The opinion of the court was delivered by: Andrew J. Guilford United States District Judge


Plaintiff Saul Deleon ("Plaintiff") filed a Motion for Leave to File Third Amended Complaint ("Motion") to add a new defendant, Time Warner NY Cable LLC ("TWNYC"), to this wage and hour class action. Defendants Time Warner Cable LLC, Time Warner Cable, Inc., Time Warner Cable Services LLC, and Time Warner Cable Shared Services ("Defendants") oppose the Motion, arguing that it is untimely and that Plaintiff has not shown good cause for leave to filed an amended complaint after the scheduling order deadline had passed. After considering all papers and arguments submitted, the Court DENIES the Motion.


Plaintiff filed a wage and hour class action complaint against Defendants in April 2009. According to Plaintiff, he did not include TWNYC as a defendant because Time Warner Shared Services, not TWNYC, was identified as Plaintiff's employer on Plaintiff's check and wage statement. (Declaration of Mónica Balderrama ("Balderrama Decl.") Ex. C.)

Plaintiff filed a Second Amended Complaint ("SAC") in early August 2009, still without TWNYC as a defendant. Shortly after, Defendants sent a letter to Plaintiff asserting that he was not employed by Defendants and offering to substitute TWNYC, which Defendants claimed was Plaintiff's real employer, for Defendants. (Declaration of Joseph Ozmer ("Ozmer Decl.") ¶ 2.) Plaintiff rejected Defendants' offer, instead offering substitution only if Defendants agreed to toll the statute of limitations on Plaintiff's claims against Defendants. (Ozmer Decl. ¶ 3.) Defendants declined Plaintiff's proposal, and then filed an Answer denying that Defendants employed Plaintiff. (Answer ¶ 21). Similar offers and rejections occurred in September and October. (Ozmer Decl. ¶¶ 3-5.)

During discovery in September, there was some confusion over whether TWNYC was a party to this lawsuit. In two discovery related documents, Defendants listed the propounding parties as "Defendants TIME WARNER CABLE LLC, TIME WARNER CABLE SERVICES LLC and TIME WARNER NY CABLE LLC (incorrectly identified by Plaintiff as 'Time Warner Cable, Inc.')." (Declaration of Christian Counts, Exs. F and G.)

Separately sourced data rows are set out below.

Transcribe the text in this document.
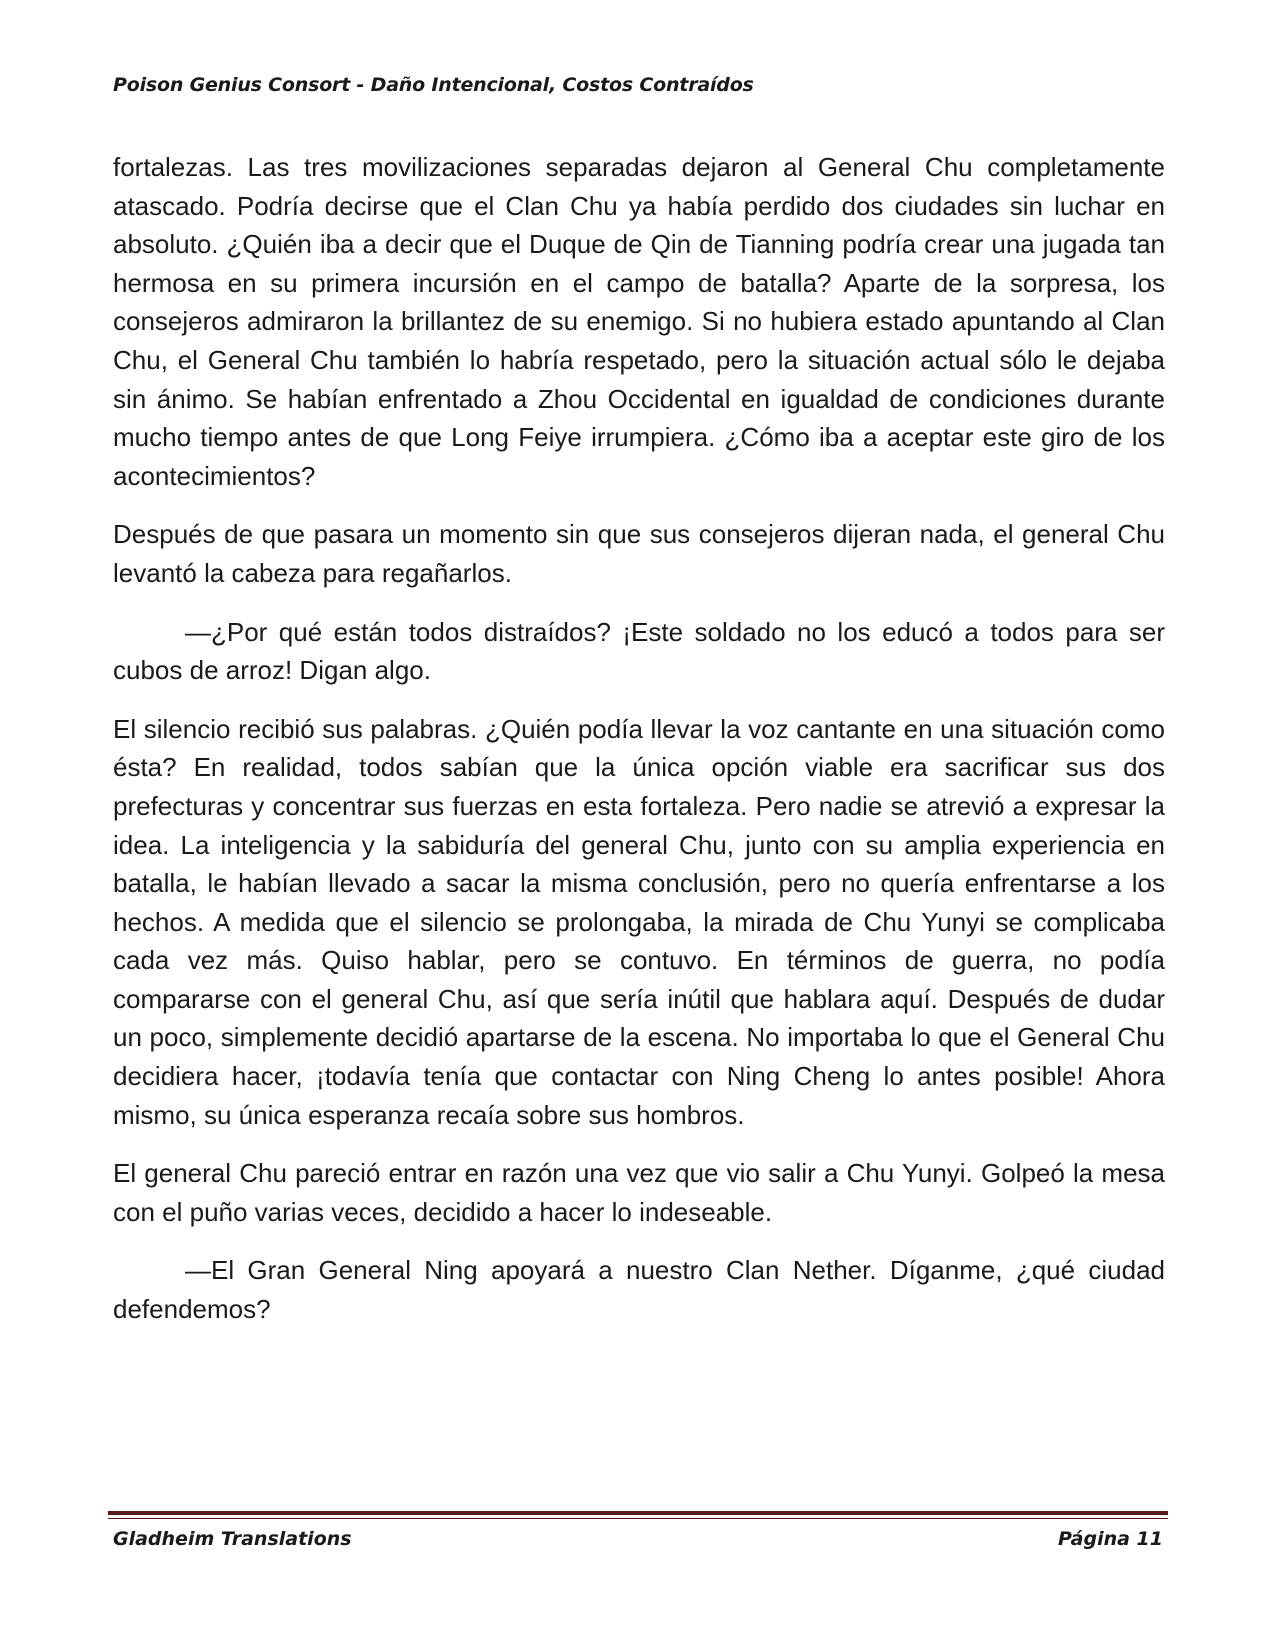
Poison Genius Consort - Daño Intencional, Costos Contraídos

fortalezas. Las tres movilizaciones separadas dejaron al General Chu completamente atascado. Podría decirse que el Clan Chu ya había perdido dos ciudades sin luchar en absoluto. ¿Quién iba a decir que el Duque de Qin de Tianning podría crear una jugada tan hermosa en su primera incursión en el campo de batalla? Aparte de la sorpresa, los consejeros admiraron la brillantez de su enemigo. Si no hubiera estado apuntando al Clan Chu, el General Chu también lo habría respetado, pero la situación actual sólo le dejaba sin ánimo. Se habían enfrentado a Zhou Occidental en igualdad de condiciones durante mucho tiempo antes de que Long Feiye irrumpiera. ¿Cómo iba a aceptar este giro de los acontecimientos?

Después de que pasara un momento sin que sus consejeros dijeran nada, el general Chu levantó la cabeza para regañarlos.

—¿Por qué están todos distraídos? ¡Este soldado no los educó a todos para ser cubos de arroz! Digan algo.

El silencio recibió sus palabras. ¿Quién podía llevar la voz cantante en una situación como ésta? En realidad, todos sabían que la única opción viable era sacrificar sus dos prefecturas y concentrar sus fuerzas en esta fortaleza. Pero nadie se atrevió a expresar la idea. La inteligencia y la sabiduría del general Chu, junto con su amplia experiencia en batalla, le habían llevado a sacar la misma conclusión, pero no quería enfrentarse a los hechos. A medida que el silencio se prolongaba, la mirada de Chu Yunyi se complicaba cada vez más. Quiso hablar, pero se contuvo. En términos de guerra, no podía compararse con el general Chu, así que sería inútil que hablara aquí. Después de dudar un poco, simplemente decidió apartarse de la escena. No importaba lo que el General Chu decidiera hacer, ¡todavía tenía que contactar con Ning Cheng lo antes posible! Ahora mismo, su única esperanza recaía sobre sus hombros.

El general Chu pareció entrar en razón una vez que vio salir a Chu Yunyi. Golpeó la mesa con el puño varias veces, decidido a hacer lo indeseable.

—El Gran General Ning apoyará a nuestro Clan Nether. Díganme, ¿qué ciudad defendemos?

Gladheim Translations	Página 11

This confusion cleared up in October. On October 1, 2009, Defendants stated in the 26(f) Joint Report that Plaintiff was not their employee. (Joint Report ¶ 4.) In late October, Defendants provided verified interrogatory responses under oath asserting that Plaintiff was not Defendants' employee, and was instead employed by TWNYC. (Mot., Ex. D 3-4, ¶¶ 6-8.)

Plaintiff again proposed a tolling agreement in exchange for a defendant swap on November 3. (Balderrama Decl. ¶ 8.) Defendants never responded. (Balderrama Decl. ¶ 9.) In early December, Plaintiff did not dispute at his deposition that he is not employed by Defendants. (Ozmer Decl. ¶ 8.)

On October 19, 2009 the Court entered a Scheduling Order, which said: "Absent exceptional circumstances, any motion to join another party or to amend the pleading shall be filed and served within 60 days after the date of this Order and noticed for a hearing occurring within 90 days after the date of this Order." (Scheduling Order ¶ 3.) The resulting deadline for amending the pleading or joining a party was December 18, 2009.

On January 25, 2010, Plaintiff filed this Motion, seeking to amend the SAC. Plaintiff's proposed Third Amended Complaint adds TWNYC as a defendant. There are no other changes.


Plaintiff seeks to amend his complaint under Federal Rule of Civil Procedure 15(a), but a party attempting to amend a pleading after the date specified in a scheduling order must first satisfy the "good cause" standard of Federal Rule of Civil Procedure 16(b). See Coleman v. Quaker Oats Co., 232 F.3d 1271, 1294 (9th Cir. 2000); Johnson v. Mammoth Recreations, Inc., 975 F.2d 604, 608 (9th Cir. 1992) (finding the "extraordinary circumstances" scheduling order standard as rigorous as the "good cause" standard under 16(b)).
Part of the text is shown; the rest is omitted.